As a theological conservative, Benedict has written previously that the Jewish covenant at Sinai has been superseded. But his supersessionism has always been focused on the end of time, and he has maintained that Jewish unification with the church is “hardly possible, and perhaps not even desirable before the eschaton.” In his latest book, he expands this idea, insisting that for now “Israel retains its own mission” and that saving Israel “is in the hands of God” — meaning, presumably, not in the hands of Christian missionaries. Had Christians followed this doctrine throughout the millennia, less Jewish blood would have ran in the streets, and Jews would have been freer to practice their faith with dignity.
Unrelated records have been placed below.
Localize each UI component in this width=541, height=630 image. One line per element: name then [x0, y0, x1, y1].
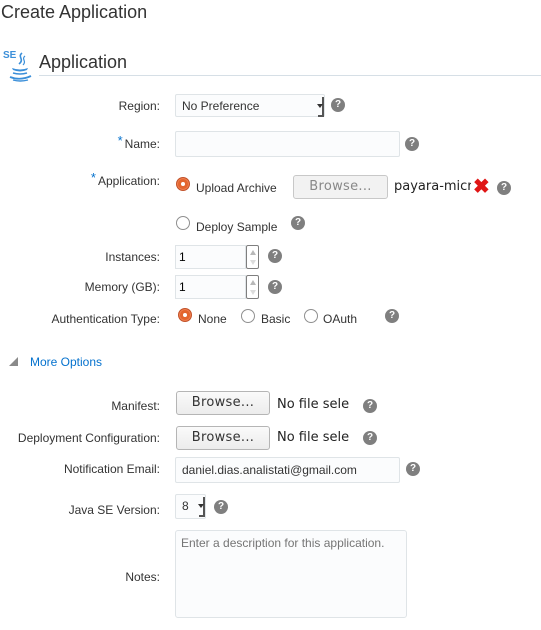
manifest-label: Manifest:: [111, 399, 160, 413]
auth-none-radio[interactable]: [178, 308, 192, 322]
chevron-up-icon: [250, 280, 256, 285]
required-mark: *: [90, 170, 96, 185]
page-title: Create Application: [1, 2, 148, 22]
name-help-icon[interactable]: ?: [405, 137, 419, 151]
application-help-icon[interactable]: ?: [497, 181, 511, 195]
notification-email-help-icon[interactable]: ?: [406, 462, 420, 476]
java-version-label: Java SE Version:: [68, 503, 160, 517]
region-label: Region:: [118, 99, 160, 113]
instances-input[interactable]: [175, 245, 246, 269]
chevron-up-icon: [250, 250, 256, 255]
more-options-link[interactable]: More Options: [30, 355, 102, 369]
auth-oauth-radio[interactable]: [304, 309, 318, 323]
chevron-down-icon: [250, 290, 256, 295]
region-select-value: No Preference: [182, 99, 260, 113]
java-version-value: 8: [182, 499, 189, 513]
name-label-text: Name:: [124, 137, 160, 151]
java-version-select[interactable]: 8: [175, 494, 206, 519]
auth-type-label: Authentication Type:: [51, 312, 160, 326]
manifest-help-icon[interactable]: ?: [363, 399, 377, 413]
section-divider: [39, 75, 541, 76]
auth-none-label[interactable]: None: [198, 312, 227, 326]
name-input[interactable]: [175, 131, 400, 157]
required-mark: *: [117, 133, 123, 148]
auth-help-icon[interactable]: ?: [385, 309, 399, 323]
deploy-sample-radio[interactable]: [176, 216, 190, 230]
memory-label: Memory (GB):: [84, 280, 160, 294]
chevron-down-icon: [250, 260, 256, 265]
deployment-config-help-icon[interactable]: ?: [363, 431, 377, 445]
expand-triangle-icon[interactable]: [9, 357, 18, 366]
notification-email-label: Notification Email:: [63, 462, 160, 476]
archive-browse-button[interactable]: Browse...: [293, 175, 388, 199]
remove-file-icon[interactable]: ✖: [473, 177, 490, 197]
deployment-config-label: Deployment Configuration:: [17, 431, 160, 445]
notification-email-input[interactable]: [175, 457, 400, 483]
auth-basic-radio[interactable]: [241, 309, 255, 323]
auth-basic-label[interactable]: Basic: [261, 312, 290, 326]
memory-stepper[interactable]: [246, 275, 259, 299]
application-label: * Application:: [90, 170, 160, 188]
instances-help-icon[interactable]: ?: [268, 249, 282, 263]
memory-input[interactable]: [175, 275, 246, 299]
upload-archive-label[interactable]: Upload Archive: [196, 181, 277, 195]
application-label-text: Application:: [97, 174, 160, 188]
deploy-sample-help-icon[interactable]: ?: [291, 216, 305, 230]
archive-file-name: payara-micro: [394, 179, 471, 194]
memory-help-icon[interactable]: ?: [268, 280, 282, 294]
instances-stepper[interactable]: [246, 245, 259, 269]
deployment-config-file-status: No file sele: [277, 430, 350, 445]
manifest-file-status: No file sele: [277, 397, 350, 412]
auth-oauth-label[interactable]: OAuth: [323, 312, 357, 326]
chevron-down-icon: [198, 497, 205, 517]
deploy-sample-label[interactable]: Deploy Sample: [196, 220, 277, 234]
chevron-down-icon: [317, 97, 324, 117]
name-label: * Name:: [117, 133, 160, 151]
section-title: Application: [39, 52, 128, 72]
manifest-browse-button[interactable]: Browse...: [176, 391, 270, 415]
notes-textarea[interactable]: [175, 530, 407, 618]
upload-archive-radio[interactable]: [176, 177, 190, 191]
instances-label: Instances:: [105, 250, 160, 264]
java-version-help-icon[interactable]: ?: [214, 500, 228, 514]
region-select[interactable]: No Preference: [175, 94, 325, 117]
notes-label: Notes:: [125, 570, 160, 584]
region-help-icon[interactable]: ?: [331, 98, 345, 112]
deployment-config-browse-button[interactable]: Browse...: [176, 426, 270, 450]
svg-text:SE: SE: [3, 50, 17, 61]
java-se-icon: SE: [3, 47, 33, 85]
Benedict’s expectation of the future acceptance of Christian faith by everyone takes the practical threat out of Christian supersessionism for Jews today. And if some Jews still object to his eschatological supersessionism, they should remember that it is not far from what most traditional Jews believe will occur in the “end of days,” when gentiles will accept Judaism’s God and, as Jews proclaim regularly in our Aleinu prayer, “In that day, the Lord will be One and His name One.”

Benedict has chosen to stress these teachings not because of Jewish pressure nor to be politically correct. He wrote the book for Catholics around the world, not to win Jewish minds and hearts. Evidently Benedict understands that purging the New Testament and Catholic thinking of all traces of the Adversus Judaeos motifs so prevalent in early and medieval Christian theology is essential if he is to purify the faith of Christian believers. This makes the most recent installment of “Jesus of Nazareth” an all the more important and impressive work.

Rabbi Eugene Korn is American director of the Center for Jewish-Christian Understanding and Cooperation in Efrat and Jerusalem and editor of Meorot: A Forum of Modern Orthodox Discourse.